The planned purchase by the Qatar Investment Authority (QIA) -- decided during the financial crisis and to take place in the first quarter -- will boost confidence in the sector and lift investor sentiment in the gas-rich Gulf state, analysts said.
"It demonstrates the significant level of support that the Qatar government said it would provide and has provided," said Richard Sykes, head of global markets at Standard Chartered in Qatar. "Clearly, for local banks that are listed, it will bring a boost in market capitalisation on the exchange."
Although the buy may result in short-term dilution of shares, analysts said that it would increase confidence overall in Qatar's banking sector.
On Monday, Qatar National Bank, Qatar's largest lender by market capitalisation, posted a 40.2 per cent jump in fourth-quarter earnings, beating analyst expectations as financing and interest income soared.
Its shares climbed 2.6 per cent to a record high on Tuesday.
Shares in other lenders rose, with Qatar Islamic Bank gaining 3 per cent and Masraf Al Rayan adding 3.1 per cent.

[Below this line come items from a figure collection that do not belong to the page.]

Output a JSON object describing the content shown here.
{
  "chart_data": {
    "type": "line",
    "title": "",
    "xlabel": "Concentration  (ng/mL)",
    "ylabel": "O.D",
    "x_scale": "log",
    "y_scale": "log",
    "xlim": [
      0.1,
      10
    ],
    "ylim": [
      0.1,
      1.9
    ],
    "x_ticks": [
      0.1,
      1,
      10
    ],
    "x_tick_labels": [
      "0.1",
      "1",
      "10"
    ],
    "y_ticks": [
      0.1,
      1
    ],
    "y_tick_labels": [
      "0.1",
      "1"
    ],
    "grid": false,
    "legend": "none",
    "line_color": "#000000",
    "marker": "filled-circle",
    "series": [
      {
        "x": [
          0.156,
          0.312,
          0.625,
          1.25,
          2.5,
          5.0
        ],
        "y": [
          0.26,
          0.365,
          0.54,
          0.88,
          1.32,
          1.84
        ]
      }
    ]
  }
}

Qatar, which expects double-digit economic growth this year, has actively supported the banking sector as the global credit crisis hit the Gulf Arab region.

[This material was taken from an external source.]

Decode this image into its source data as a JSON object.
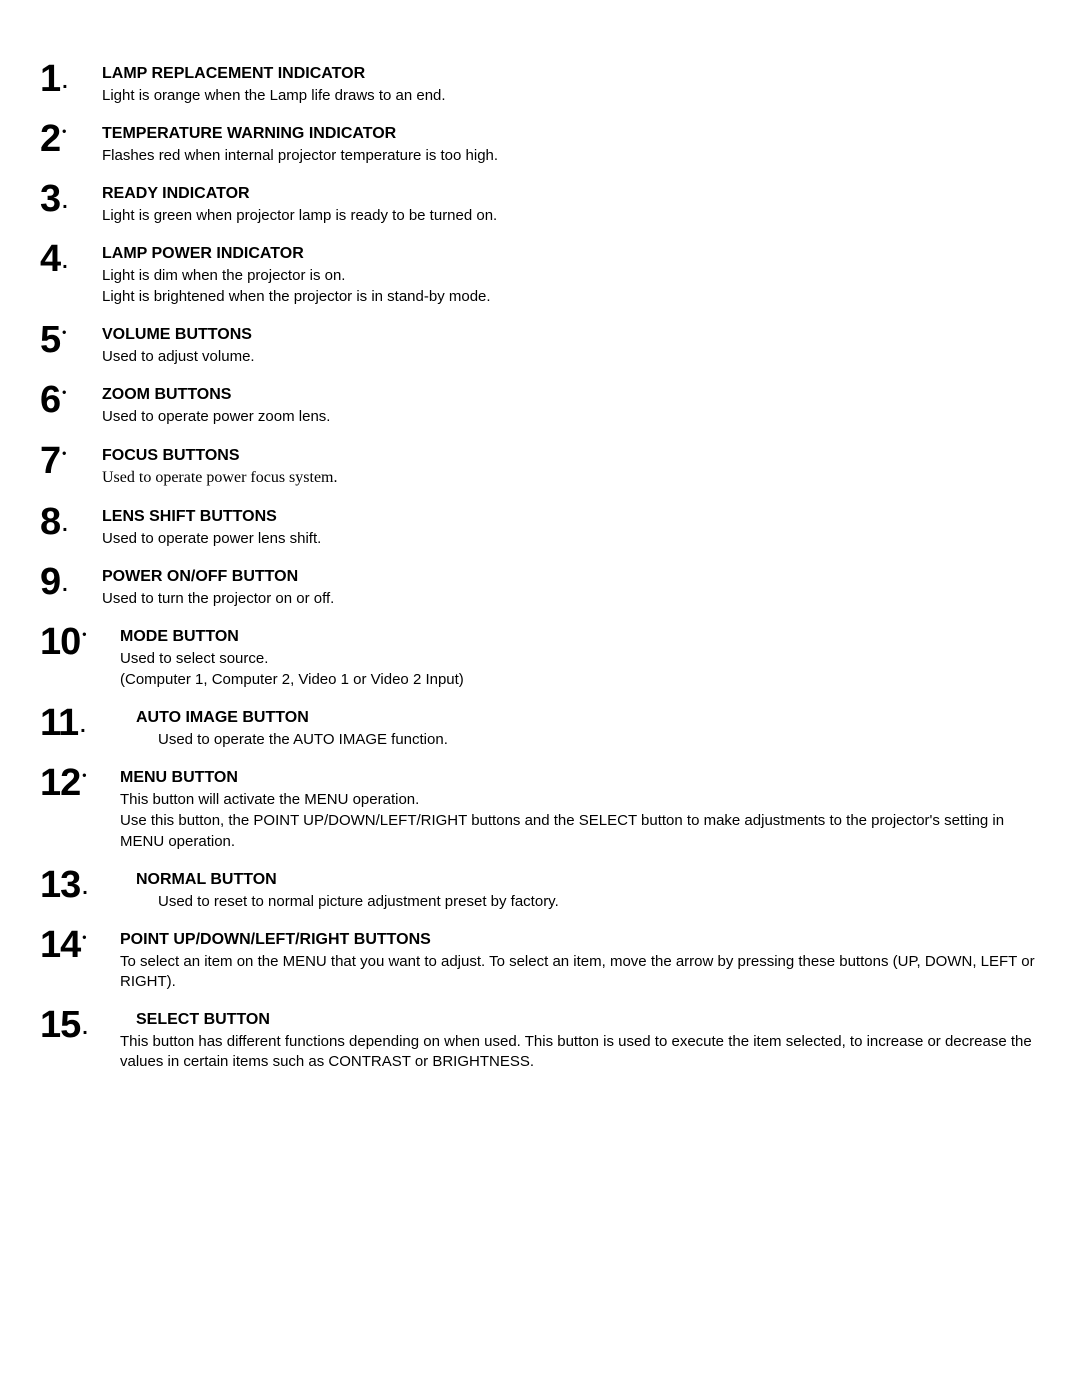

Last March, the Gulf state said it would allow banks to diversify their revenue base and bolster trading income by buying shares of listed companies on the bourse and re-entering brokerage operations.
Banks in the world's largest liquefied natural gas exporter, have benefited post the financial crisis, as the world's fastest growing economy spends more on infrastructure and related products.

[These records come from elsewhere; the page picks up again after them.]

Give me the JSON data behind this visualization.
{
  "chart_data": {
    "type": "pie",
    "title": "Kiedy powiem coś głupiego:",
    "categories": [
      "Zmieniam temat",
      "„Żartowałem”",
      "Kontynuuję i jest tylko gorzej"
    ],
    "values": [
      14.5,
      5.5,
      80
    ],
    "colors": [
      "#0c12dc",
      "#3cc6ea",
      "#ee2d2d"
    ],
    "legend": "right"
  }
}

Another analyst said even though the infusion may result in earnings dilution, it will help faster growth.
"In terms of earnings, this will be dilutive, but this situation can be reversed if banks are able to grow even faster as a result of having a better capital position," said Jaap Meijer, AlembicHC senior analyst.
In October, the Qatar central bank's 2009 financial stability review noted that the banking system was sound and banks had comfortable provisions against non-performing loans.